ISTANBUL | America, to hear President Obama tell it, is an occasionally arrogant nation struggling with shameful legacies of racism and discrimination, one that bears a large share of the blame for the world's economic and climate crises. Oh, and our train service is lousy.
Mr. Obama's just-concluded eight-day trip abroad, his first major international foray, also marked the debut of a more humble foreign-policy style, one that sought to use cultural concessions and admissions of past mistakes to disarm other countries before challenging their own policies and attitudes toward America.
Repeatedly on a trip that included stops across Europe and in Iraq, Mr. Obama tried to pre-empt criticism of the United States by expressing it first himself - a sharp break from the practice of President George W. Bush.

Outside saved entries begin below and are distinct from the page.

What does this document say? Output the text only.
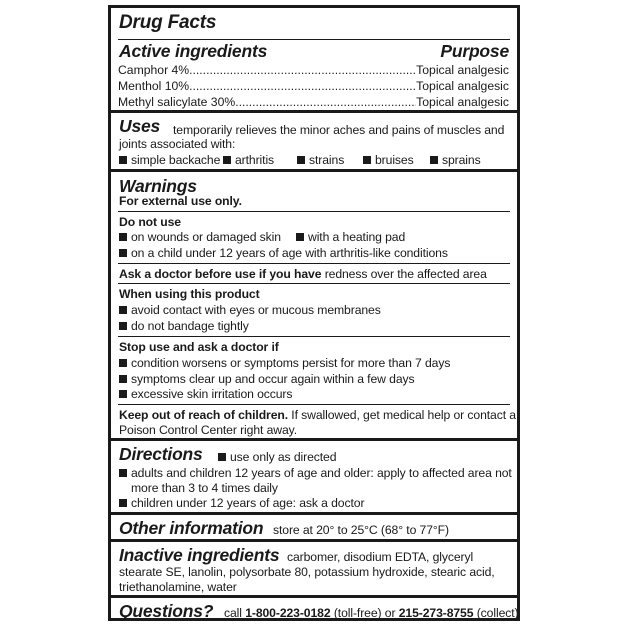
Drug Facts
Active ingredients	Purpose
Camphor 4% .....	Topical analgesic
Menthol 10% .....	Topical analgesic
Methyl salicylate 30% .....	Topical analgesic
Uses temporarily relieves the minor aches and pains of muscles and
joints associated with:
simple backache	arthritis	strains	bruises	sprains
Warnings
For external use only.
Do not use
on wounds or damaged skin	with a heating pad
on a child under 12 years of age with arthritis-like conditions
Ask a doctor before use if you have redness over the affected area
When using this product
avoid contact with eyes or mucous membranes
do not bandage tightly
Stop use and ask a doctor if
condition worsens or symptoms persist for more than 7 days
symptoms clear up and occur again within a few days
excessive skin irritation occurs
Keep out of reach of children. If swallowed, get medical help or contact a
Poison Control Center right away.
Directions	use only as directed
adults and children 12 years of age and older: apply to affected area not
more than 3 to 4 times daily
children under 12 years of age: ask a doctor
Other information store at 20° to 25°C (68° to 77°F)
Inactive ingredients carbomer, disodium EDTA, glyceryl
stearate SE, lanolin, polysorbate 80, potassium hydroxide, stearic acid,
triethanolamine, water
Questions? call 1-800-223-0182 (toll-free) or 215-273-8755 (collect)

Mr. Obama told Europeans that “America has shown arrogance” toward their continent, conceded that the United States bears much of the blame for the world's economic plight, and said in a speech broadcast throughout the Middle East that America is still dealing with its “darker” legacies of discrimination and mistreatment of minorities.
David Axelrod, one of the president's closest advisers, said Mr. Obama's approach is one “he's always believed in.”
“He's always been someone who's brought people of different views together by trying to reach a higher level of candor and honesty and understanding. And that's worked well for him,” Mr. Axelrod said during an interview in Istanbul.
“He offers these [concessions] from a basis of pride in the country. But part of the pride we have in our country is that we're always seeking that more perfect union, always addressing our own imperfections,” he said. “That's a good quality, but by acknowledging that, it opens the door to be able to say, 'Now you have your responsibilities. You have your challenges,' ” he said.
But some fear that this approach plays into the hands of those around the world who are rooting for the world's lone superpower, already weakened by military and economic stresses, to be taken down a peg.
“From my perspective as a conservative, feel-good foreign policy is not leadership. It is arrogant and naive at the same time,” said Mary Matalin, a longtime political adviser to Mr. Bush and his father.
“And from my perspective as an American citizen, it is demoralizing. He is going to pound our sense of exceptionalism out of us if it's the last thing he does,” she said.
Mr. Obama's self-critique went beyond military and economic matters. In Turkey, he called Mr. Bush's failure to sign the Kyoto global warming pact a “mistake.” In Germany, he admitted to being “jealous” of Europe's high-speed rail networks and the brevity of its political campaigns.
But each concession was typically followed by a specific request or challenge to his hosts to work with America or to understand the U.S. perspective.
Mr. Obama called on the global economic powers to unite behind his leadership on an approach to the crisis. He told NATO allies that they needed to do more in Afghanistan, and advisers made clear that the White House is expecting more than just the 5,000 soldiers and trainers, most of them noncombat forces, committed at the NATO summit, and soon.
The president pivoted from his admission of American arrogance to rebuke “insidious” anti-Americanism in Europe and challenged Turkey to give its own minorities the same rights that the United States eventually granted to blacks and American Indians.
Stewart Patrick, director of the Council on Foreign Relations' Program on International Institutions and Global Governance, called Mr. Obama's approach “a calculated wager that greater U.S. diplomatic flexibility will translate into more effective collective action.”